She shook her head, said nothing.
“Could a neighbor have done this? Helped you? Or is it possible this man had an accomplice that turned on him?”
She shook her head again, then finally found her voice.
“His fingerprints,” she said. “The man who hit him said you’d find them all over my windows.”
“His fingerprints?” The officer motioned toward the man.
“Yes, the man who—” She struggled for the right words. “The person who protected me said this man, lying there, has been watching me.”
“Did you recognize him? The man who helped you?”
“No.” She was careful not to respond too quickly nor too slowly. “I have never seen him before.”
Paramedics arrived, and officers gathered evidence. A lumbering, authoritative man with cigar breath and stars stretched across his collar came and hollered instructions. More neighbors showed up, huddling in Judy’s driveway, watching as paramedics carefully cut off the mask of the man on her deck.
“Geoff,” someone called to the policeman who still stood beside her. “Can you ask her if she can identify the suspect?”

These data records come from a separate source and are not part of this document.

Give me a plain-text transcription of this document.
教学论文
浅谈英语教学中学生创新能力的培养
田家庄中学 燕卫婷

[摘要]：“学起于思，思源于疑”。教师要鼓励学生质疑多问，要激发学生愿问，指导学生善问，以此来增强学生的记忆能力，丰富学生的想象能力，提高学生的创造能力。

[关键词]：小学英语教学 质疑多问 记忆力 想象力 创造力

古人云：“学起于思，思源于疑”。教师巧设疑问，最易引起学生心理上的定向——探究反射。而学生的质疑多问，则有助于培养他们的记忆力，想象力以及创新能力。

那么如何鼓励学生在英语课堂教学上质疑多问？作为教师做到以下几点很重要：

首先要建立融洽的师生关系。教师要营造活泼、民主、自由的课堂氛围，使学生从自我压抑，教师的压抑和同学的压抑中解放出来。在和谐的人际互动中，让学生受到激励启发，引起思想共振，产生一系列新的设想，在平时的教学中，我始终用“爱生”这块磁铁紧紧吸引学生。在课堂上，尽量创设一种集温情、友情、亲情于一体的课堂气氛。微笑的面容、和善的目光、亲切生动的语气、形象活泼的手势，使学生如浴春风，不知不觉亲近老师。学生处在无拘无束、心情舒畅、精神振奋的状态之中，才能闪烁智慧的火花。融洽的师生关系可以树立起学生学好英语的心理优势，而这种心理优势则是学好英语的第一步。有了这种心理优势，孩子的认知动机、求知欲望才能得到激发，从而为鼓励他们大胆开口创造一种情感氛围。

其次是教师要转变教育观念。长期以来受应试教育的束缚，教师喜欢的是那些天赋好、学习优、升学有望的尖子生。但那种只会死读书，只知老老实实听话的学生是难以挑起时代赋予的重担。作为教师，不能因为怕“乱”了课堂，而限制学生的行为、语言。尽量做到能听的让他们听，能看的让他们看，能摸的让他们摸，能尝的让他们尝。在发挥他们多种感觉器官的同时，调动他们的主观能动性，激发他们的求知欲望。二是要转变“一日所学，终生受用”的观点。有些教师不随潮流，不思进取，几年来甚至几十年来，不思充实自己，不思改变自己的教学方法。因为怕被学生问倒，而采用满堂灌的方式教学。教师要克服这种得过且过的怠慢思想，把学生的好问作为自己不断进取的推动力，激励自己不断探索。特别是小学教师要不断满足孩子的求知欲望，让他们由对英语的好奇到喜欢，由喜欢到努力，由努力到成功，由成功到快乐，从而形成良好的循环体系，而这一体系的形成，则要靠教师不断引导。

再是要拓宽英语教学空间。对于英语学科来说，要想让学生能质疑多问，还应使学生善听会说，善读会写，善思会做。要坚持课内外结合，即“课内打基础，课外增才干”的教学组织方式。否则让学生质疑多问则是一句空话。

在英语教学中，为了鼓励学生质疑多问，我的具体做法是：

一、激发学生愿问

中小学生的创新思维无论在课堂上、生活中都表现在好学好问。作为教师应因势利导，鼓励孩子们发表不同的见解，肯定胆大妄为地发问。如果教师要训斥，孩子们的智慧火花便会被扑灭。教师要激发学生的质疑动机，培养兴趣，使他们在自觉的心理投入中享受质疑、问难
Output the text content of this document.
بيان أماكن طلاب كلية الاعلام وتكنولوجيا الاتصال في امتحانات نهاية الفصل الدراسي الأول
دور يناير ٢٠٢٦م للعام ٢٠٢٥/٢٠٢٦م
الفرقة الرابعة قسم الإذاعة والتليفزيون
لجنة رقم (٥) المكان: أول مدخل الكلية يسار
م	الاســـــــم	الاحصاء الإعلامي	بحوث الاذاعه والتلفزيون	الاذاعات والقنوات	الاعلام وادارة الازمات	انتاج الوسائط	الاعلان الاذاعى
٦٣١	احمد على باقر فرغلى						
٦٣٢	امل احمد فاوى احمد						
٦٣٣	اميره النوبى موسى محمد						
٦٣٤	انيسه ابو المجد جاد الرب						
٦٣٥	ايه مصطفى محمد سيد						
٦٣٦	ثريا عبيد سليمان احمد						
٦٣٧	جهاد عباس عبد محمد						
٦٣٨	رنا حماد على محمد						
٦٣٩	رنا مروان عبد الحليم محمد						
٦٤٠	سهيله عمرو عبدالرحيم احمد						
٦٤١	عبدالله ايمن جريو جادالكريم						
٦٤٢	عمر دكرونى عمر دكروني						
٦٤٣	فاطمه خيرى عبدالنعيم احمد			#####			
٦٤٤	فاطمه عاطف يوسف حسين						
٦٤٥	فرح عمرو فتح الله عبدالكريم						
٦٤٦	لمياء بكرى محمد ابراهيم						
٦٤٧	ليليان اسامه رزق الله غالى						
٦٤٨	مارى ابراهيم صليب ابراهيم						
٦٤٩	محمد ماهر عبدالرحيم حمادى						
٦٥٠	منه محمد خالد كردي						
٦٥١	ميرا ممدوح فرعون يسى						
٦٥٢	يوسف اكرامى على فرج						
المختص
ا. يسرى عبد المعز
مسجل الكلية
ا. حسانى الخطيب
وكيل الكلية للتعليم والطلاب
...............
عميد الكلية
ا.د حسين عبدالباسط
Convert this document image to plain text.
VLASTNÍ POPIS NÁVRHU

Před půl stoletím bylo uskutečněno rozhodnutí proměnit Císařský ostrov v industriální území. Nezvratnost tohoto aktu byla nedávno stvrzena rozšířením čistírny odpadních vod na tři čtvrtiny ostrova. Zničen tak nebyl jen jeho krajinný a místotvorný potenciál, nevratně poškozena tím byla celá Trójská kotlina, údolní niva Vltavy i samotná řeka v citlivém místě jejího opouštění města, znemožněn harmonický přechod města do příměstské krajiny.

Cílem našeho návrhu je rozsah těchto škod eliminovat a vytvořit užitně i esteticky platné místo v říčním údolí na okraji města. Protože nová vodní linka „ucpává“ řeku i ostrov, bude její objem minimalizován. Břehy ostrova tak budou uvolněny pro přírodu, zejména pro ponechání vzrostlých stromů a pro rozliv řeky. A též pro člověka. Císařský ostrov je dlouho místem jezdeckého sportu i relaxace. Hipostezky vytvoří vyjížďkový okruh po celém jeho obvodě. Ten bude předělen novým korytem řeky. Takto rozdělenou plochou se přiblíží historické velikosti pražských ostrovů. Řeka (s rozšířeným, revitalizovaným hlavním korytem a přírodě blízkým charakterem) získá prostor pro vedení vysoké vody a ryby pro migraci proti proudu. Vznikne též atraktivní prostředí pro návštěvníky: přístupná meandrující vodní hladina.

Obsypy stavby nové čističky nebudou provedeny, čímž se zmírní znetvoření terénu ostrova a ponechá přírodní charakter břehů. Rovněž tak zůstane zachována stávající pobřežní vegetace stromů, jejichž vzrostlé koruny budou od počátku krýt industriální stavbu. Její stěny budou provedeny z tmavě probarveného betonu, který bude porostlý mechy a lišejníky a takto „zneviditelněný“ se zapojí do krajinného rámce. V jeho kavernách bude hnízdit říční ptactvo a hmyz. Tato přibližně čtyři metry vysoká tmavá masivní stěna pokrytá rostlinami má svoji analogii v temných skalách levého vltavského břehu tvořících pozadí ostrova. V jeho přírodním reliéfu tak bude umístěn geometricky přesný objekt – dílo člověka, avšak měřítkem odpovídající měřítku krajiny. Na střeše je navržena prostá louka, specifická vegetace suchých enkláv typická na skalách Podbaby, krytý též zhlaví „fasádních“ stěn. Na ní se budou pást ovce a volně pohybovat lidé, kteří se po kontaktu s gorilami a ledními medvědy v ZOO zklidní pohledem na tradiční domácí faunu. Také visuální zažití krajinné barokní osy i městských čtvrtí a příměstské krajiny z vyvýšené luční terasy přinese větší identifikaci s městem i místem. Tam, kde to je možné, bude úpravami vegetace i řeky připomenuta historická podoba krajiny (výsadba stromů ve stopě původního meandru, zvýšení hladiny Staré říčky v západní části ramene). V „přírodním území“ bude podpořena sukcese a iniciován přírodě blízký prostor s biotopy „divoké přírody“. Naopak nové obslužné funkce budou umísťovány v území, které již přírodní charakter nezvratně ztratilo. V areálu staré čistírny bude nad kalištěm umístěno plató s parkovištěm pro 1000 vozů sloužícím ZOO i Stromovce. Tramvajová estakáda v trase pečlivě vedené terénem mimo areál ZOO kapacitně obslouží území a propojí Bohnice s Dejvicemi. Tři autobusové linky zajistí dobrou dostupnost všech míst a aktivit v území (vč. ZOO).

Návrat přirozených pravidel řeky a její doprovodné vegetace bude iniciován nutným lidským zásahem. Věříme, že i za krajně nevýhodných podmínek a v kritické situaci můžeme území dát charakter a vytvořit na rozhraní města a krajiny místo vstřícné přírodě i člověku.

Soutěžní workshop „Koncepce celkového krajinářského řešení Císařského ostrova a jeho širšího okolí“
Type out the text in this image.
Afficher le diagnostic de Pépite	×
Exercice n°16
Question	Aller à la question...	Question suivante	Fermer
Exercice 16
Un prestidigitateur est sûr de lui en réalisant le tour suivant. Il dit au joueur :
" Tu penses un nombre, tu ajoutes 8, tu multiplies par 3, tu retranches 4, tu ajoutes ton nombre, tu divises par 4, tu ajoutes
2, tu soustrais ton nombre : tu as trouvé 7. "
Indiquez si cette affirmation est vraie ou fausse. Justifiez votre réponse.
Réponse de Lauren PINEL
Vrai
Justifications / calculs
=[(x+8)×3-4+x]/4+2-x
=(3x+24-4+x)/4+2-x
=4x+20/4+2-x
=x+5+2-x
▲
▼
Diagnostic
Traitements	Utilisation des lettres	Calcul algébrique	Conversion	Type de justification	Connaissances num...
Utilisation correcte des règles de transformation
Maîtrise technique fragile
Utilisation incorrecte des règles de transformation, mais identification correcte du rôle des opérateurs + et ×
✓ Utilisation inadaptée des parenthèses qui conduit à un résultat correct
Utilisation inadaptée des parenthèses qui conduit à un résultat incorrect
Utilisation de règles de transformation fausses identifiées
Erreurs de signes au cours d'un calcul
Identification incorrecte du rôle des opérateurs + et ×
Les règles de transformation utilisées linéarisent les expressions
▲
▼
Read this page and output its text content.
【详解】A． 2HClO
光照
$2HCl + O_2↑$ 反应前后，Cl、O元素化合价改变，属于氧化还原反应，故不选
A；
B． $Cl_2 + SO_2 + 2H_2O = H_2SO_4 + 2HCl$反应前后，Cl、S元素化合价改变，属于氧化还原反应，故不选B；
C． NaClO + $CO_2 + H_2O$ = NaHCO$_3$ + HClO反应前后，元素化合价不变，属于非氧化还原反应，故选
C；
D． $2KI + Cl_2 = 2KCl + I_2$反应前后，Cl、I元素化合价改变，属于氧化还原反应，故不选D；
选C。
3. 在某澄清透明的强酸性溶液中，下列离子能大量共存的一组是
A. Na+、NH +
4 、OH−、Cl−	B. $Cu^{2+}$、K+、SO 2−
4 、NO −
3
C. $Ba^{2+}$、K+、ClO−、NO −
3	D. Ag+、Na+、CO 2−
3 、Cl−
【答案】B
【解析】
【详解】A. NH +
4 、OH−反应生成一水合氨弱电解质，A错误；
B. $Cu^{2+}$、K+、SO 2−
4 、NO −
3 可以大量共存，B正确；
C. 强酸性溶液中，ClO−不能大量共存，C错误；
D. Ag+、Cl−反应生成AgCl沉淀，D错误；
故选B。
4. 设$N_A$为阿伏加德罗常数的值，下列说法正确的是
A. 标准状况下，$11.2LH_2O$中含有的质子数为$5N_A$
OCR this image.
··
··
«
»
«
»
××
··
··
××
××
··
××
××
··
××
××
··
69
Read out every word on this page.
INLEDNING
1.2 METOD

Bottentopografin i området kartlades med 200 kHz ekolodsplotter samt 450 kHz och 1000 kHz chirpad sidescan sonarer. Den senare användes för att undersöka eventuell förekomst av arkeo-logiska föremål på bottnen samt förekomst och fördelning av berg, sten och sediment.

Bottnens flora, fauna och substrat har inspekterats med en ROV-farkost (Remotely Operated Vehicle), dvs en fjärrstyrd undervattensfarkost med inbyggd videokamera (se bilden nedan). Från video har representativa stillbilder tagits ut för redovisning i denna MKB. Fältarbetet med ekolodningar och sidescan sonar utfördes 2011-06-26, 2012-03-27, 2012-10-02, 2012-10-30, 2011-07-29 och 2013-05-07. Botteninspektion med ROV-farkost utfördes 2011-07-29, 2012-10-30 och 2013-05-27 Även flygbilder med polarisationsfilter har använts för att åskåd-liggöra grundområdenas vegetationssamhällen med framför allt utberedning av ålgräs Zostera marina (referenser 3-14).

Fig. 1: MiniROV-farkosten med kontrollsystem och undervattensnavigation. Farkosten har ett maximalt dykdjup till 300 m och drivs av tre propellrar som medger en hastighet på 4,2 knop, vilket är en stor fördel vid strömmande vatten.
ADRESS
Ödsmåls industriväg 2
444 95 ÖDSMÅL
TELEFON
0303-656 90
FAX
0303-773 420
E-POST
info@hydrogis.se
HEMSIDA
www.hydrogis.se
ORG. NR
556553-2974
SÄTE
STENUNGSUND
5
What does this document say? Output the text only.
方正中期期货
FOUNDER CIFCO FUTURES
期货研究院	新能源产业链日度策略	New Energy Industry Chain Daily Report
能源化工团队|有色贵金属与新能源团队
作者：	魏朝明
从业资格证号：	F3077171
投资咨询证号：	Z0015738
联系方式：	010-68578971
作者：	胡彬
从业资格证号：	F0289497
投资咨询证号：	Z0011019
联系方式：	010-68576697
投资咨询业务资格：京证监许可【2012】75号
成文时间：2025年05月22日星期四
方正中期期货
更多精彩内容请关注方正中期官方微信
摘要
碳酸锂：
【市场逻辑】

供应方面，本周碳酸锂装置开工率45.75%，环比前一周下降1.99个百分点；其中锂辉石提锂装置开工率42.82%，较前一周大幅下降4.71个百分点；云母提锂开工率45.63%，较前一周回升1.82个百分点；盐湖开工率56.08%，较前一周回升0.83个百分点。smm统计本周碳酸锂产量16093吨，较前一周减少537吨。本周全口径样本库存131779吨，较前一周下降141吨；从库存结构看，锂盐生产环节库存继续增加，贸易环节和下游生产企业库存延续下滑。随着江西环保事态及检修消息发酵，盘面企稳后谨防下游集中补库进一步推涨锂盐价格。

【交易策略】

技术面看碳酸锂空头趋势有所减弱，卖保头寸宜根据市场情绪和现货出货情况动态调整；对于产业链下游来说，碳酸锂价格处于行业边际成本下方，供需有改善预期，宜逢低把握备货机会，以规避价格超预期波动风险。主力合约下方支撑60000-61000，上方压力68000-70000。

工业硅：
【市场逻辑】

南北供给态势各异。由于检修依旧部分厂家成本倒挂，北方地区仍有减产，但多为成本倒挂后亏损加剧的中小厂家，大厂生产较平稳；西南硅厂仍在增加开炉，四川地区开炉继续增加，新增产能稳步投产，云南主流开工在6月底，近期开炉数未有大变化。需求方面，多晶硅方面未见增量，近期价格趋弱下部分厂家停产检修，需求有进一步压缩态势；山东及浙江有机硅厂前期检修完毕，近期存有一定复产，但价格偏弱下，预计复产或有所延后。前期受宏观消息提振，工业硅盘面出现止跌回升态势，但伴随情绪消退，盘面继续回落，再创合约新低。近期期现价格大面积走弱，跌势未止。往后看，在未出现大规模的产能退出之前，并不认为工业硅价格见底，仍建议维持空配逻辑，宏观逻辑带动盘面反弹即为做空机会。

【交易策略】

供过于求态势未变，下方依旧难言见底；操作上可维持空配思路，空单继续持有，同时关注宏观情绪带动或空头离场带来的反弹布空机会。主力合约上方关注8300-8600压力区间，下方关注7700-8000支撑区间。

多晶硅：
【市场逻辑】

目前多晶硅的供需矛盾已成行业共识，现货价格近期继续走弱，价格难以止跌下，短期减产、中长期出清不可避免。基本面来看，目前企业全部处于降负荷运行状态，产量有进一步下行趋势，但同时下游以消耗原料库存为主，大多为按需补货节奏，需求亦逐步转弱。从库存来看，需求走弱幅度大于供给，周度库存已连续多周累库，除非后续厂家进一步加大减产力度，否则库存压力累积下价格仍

“Ma’am, Emma?” he said, turning back toward her. “It’s Emma, right? Doctor Emma Kerr?”
She nodded and Judy, still holding her up, confirmed her name.
“Can you walk with me? See if you can identify this man?”
She nodded. Judy relinquished her arm to him, and he led her slowly toward the man on the ground. She shivered when she saw the amount of blood accumulating around him. Her eyes dropped to his face. She expected to see a teenage boy, an unfamiliar face, but, surprised, his face was familiar. Even with the gore and swelling, she knew who it was.
“Do you recognize him?”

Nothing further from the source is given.